Craft Beer is Getting Craftier: Why Cans May Be Better Than Bottles
You wouldn't normally associate fine wine with a cardboard box, and it's similarly hard to imagine great beer coming from a can. But it might be time to change how you think about your brew.
"Craft beer in cans is through the roof," says Adrian Perez, a manager at L&F Distributors in Texas. "It's the new want and need. Environmental, fresh, and in demand."
As Perez explains, there are a number of advantages when it comes to canned beer for both consumers and brewers. "They get cold very, very fast. And the can blocks out the light completely, as opposed to a bottle," he says. Moreover, cans can go where glass bottles sometimes can't, like pools or public parks.
In fact, many top breweries are already embracing the trend, including Goose Island, Saison, Magic Hat and Six Point, which distributes its beers exclusively in cans.
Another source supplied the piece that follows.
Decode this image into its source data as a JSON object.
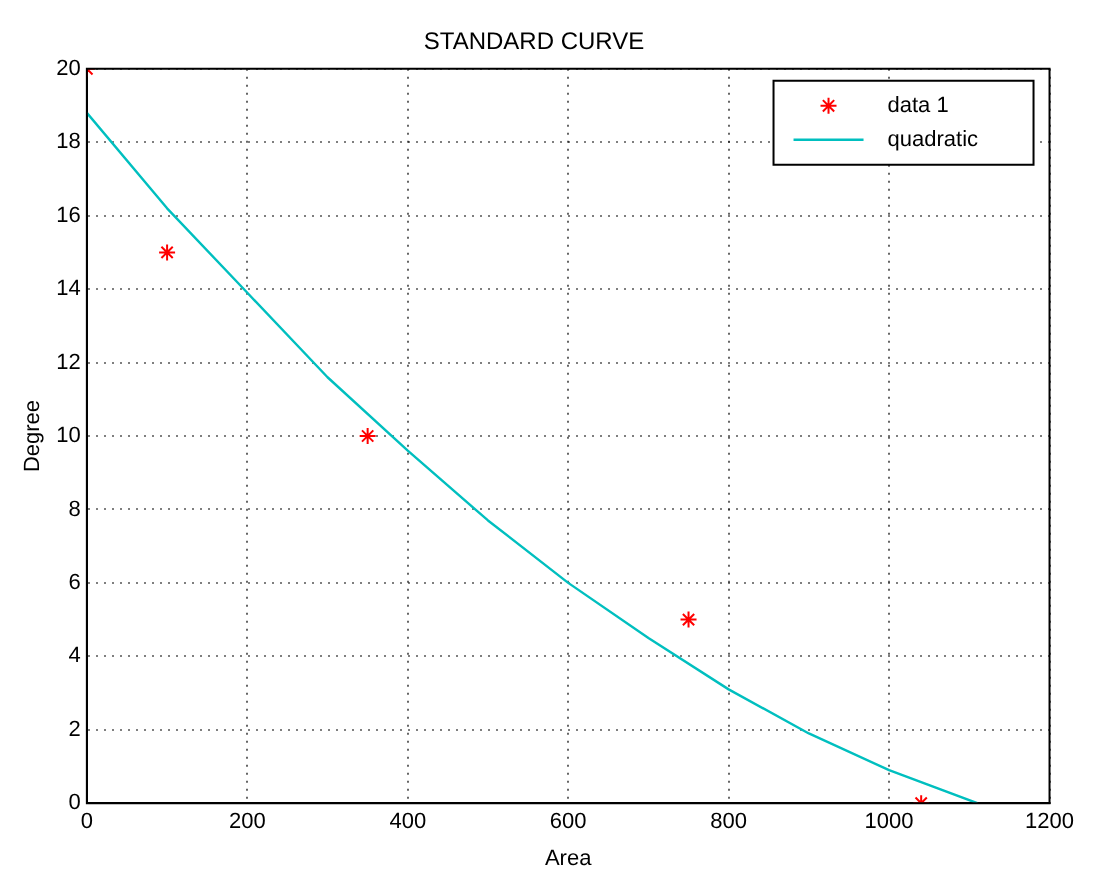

The most important question — however — is if canned craft brew is as good as its bottled counterpart. "For the most part, the tastes are 100 percent the same," claims FOX News Channel's Patrick Manning, who had a chance to sample several of the beers. "There's no difference in the brewing process; what goes into the bottle is also going into the can."
But will pickier beer drinkers will feel the same way? "Just like a book, you can't judge a beer by its cover," says Paul Fierro, a beer enthusiast and owner of Primo's Craft Brews in El Paso. "It's what's inside that matters."